The recent outcry over Alameda County school children visiting the Lawrence Hall of Science and being exposed to tritium emissions from DOE’s Lawrence Berkeley National Laboratory should FINALLY awaken the university community to this local radiation health hazard. Cal students must understand that the debate over radiation up at the children’s museum is but the tip of the iceberg. Concerns over tritium exposure reach down into the Central Campus and its radiation labs, raising additional questions about radiation exposure and Cal students.
Nearly three decades ago, I walked onto the campus and became a Cal Bear. Overwhelmed by the beauty of the campus setting and the grandeur of the architecture, I was completely unaware of the more than 2,500 labs on the Central Campus, or the tonnage of hazardous and radioactive waste generated each year at the university site. It took me years to discover that I had been exposed to radiation daily from the DOE laboratories located on the Central Campus.
Radiation came to the Berkeley Central Campus sometime in the early 1930s. The radiation work of Professor E.O. Lawrence and others made UCB an important research center. This led to the Manhattan Project, and ultimately, to the creation of the atom bomb. After World War II, the campus’ radiation facilities expanded their operations. Today, these DOE research laboratories and their emission stacks stretch across the Central Campus and up the Lawrence Hall of Science.
Most students have a difficult time finding part-time work within a school schedule I was fortunate, I thought, to be able to work on campus with the university’s custodial services. My first assignment was three months at Etcheverry Hall, at Hearst and Euclid, dumping trash cans from offices, labs and classrooms. No one warned me of the vault in the basement, or that the large doors that I worked around were housing a nuclear reactor and radiation lab. (Many years later, the Berkeley community forced its removal.)
In the next several years, my job designation was custodial fill-in, and consequently, I worked in or around a number of radiation labs funded by DOE, both on the hill and on the Central Campus. One of my work assignments took me to the DOE Donner Lab, near the Campanile. It’s difficult to ascertain past emissions at this or other DOE/LBNL labs because of the lack of documentation. However, a recent environmental site report identifies over a dozen source points of radiation coming from Donner, primarily uncontrolled lab fume hoods.
Eventually, I worked around DOE’s Melvin Calvin labs at Bancroft and Piedmont. Environmental reports from the mid-’70s document releases of hundreds of curies of tritium annually in that area of the Central Campus. To my own grief, I used to eat the plumbs from the trees around that lab during the summers, as did many students. Since that time, I have learned much more about radiation exposure, and the shocking fact that tritium when organically bound in plants is 25,000 times more harmful to human tissue than tritium gas. Some in the radiation industry would like to ignore the dangers of low-level radiation, but the fact remains: there is no safe dose.

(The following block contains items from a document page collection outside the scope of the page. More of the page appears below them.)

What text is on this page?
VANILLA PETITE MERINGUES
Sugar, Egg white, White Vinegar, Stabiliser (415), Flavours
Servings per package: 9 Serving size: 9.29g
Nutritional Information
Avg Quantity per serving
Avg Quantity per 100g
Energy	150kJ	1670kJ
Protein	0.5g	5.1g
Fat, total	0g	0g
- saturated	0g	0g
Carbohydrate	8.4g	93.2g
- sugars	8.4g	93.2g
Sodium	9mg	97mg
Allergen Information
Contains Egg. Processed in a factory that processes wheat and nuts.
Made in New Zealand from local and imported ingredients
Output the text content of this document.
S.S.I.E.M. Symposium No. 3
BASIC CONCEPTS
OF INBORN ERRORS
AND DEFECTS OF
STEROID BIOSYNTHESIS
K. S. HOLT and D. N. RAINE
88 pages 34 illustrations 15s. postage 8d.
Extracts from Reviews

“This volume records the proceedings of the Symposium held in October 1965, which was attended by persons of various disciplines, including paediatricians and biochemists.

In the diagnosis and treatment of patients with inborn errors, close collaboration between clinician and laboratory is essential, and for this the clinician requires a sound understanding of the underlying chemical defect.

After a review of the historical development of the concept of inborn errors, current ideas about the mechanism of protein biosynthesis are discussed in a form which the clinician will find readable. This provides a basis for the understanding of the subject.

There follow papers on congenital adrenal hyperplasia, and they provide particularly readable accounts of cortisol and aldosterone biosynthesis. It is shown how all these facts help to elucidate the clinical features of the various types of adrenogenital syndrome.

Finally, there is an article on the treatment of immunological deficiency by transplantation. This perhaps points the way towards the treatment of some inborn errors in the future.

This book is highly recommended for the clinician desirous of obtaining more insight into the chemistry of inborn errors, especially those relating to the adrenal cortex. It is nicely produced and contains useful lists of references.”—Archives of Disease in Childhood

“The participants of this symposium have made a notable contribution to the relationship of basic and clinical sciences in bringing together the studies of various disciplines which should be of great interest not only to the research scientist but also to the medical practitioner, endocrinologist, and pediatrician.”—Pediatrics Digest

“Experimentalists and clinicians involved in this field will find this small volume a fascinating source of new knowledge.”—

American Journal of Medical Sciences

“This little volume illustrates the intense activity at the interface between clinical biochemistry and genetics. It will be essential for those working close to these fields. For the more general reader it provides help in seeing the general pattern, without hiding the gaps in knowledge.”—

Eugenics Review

In the last half century, the potential for UCB student exposure to lab radiation has grown exponentially. This growth is now being aided by the biotech radiation industry. Such commercial influences on both the university and DOE-LBNL will mean increased use of radioactive materials and a greater possibility of radiation exposure for the students, faculty and employees of UCB. Moreover, today’s tritium emissions on the Central Campus and Upper Campus will still be radioactive a century from now when the class of 2100 enters UCB. It’s time to address this growing crisis of UCB student exposure to radiation.
Finally, this ex-Bear reminds the Berkeley lab and university that science should exist primarily for the betterment of humanity and not the other way around. I would suggest that the health notice being posted by the Alameda County Board of Education on the door of the Lawrence Hall of Science should be placed on Sather Gate as well. Everyone, including students, has a right to know.
L.A. Wood is a Berkeley resident active in environmental issues.